Riesige Gewinne mit Tabakschmuggel 

Die Gespräche klingen wie die Märchen aus 1000 und einer Nacht. Die Mithörer der EK Panda notieren, dass die Gruppe um den Entführten riesige Gewinne mit Tabakschmuggel einfährt. Ganze Flugzeuge voller illegaler Rauchwaren sollen über die Ukraine verschoben worden sein.

Razzia LEV1

Polizisten bewachen ein Haus in Rheindorf, das im Juni 2021 durchsucht wurde und einem Clan gehören soll.
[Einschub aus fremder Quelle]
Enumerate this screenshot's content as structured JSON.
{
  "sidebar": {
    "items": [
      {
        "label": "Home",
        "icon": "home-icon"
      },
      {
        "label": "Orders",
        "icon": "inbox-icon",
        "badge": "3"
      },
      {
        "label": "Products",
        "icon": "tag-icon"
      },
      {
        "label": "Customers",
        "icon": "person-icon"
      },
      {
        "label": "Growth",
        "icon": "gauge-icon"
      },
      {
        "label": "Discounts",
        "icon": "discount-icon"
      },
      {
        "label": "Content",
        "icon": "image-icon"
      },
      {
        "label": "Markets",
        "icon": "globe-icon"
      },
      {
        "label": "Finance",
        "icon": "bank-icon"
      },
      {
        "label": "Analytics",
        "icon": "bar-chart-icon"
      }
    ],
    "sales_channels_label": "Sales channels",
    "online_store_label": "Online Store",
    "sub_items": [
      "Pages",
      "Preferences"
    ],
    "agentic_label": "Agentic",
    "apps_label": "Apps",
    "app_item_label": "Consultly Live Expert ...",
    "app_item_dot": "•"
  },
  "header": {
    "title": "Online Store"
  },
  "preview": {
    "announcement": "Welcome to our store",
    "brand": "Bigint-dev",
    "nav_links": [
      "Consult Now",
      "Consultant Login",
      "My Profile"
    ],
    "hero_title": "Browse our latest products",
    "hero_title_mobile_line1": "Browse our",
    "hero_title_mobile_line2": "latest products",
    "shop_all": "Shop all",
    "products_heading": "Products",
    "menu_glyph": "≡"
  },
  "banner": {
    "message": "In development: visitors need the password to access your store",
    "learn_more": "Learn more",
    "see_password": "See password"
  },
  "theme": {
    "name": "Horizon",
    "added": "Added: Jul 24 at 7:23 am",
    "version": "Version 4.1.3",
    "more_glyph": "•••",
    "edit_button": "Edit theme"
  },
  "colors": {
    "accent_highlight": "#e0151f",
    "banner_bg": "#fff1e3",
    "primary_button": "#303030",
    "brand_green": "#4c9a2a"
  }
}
Damit der gekidnappte Unternehmer freikommt, soll dessen Bruder das nötige Lösegeld in der Ukraine locker machen und nach Beirut bringen. Alles scheint zunächst zu klappen. Sehmus Al Zein kabelt am 2. Dezember 2019 nach Leverkusen, dass der Bruder bereits in der libanesischen Hauptstadt eingetroffen sei. Dies habe ihm eine Quelle beim Geheimdienst gesteckt. Aus Sicht der Familie schien es, dass der Millionendeal bald aufgehen könnte.

Al Zeins fürchten, leer auszugehen

Dann aber ändert sich die Lage. Bereits vor der Zahlung des Lösegeldes kommt der gefangene syrische Millionär plötzlich wieder frei. Sein Entführer Kamel taucht überraschend ab. In Leverkusen erfährt der Clan, dass „der Hund“ von seinem Opfer 30 Millionen Dollar kassiert habe. Die Al Zeins fürchten, dass sie bei dem Coup leer ausgehen. Der Leverkusener Boss gibt die Losung aus, nach Kamel zu suchen. Seinen Leuten verspricht er am Telefon, dass es sich lohnen würde, den Ex-Geheimdienstoffizier zu finden.

Badia Al-Zein Haus Clan Großfamilie

Am 8. Juni 2021 stürmten Ermittler das Haus von Badia Al-Zein in Leverkusen-Rheindorf.

Bis heute ist unklar, ob das Leverkusener Familiensyndikat den Gesuchten aufstöberte, um doch noch seinen Anteil aus dem 30-Millionen-Topf einzustreichen. Fakt ist einzig, dass die Telefonate über den Entführungsfall im Juni 2020 abrupt aufhörten. Offenbar wandte man sich anderen Geschäften zu.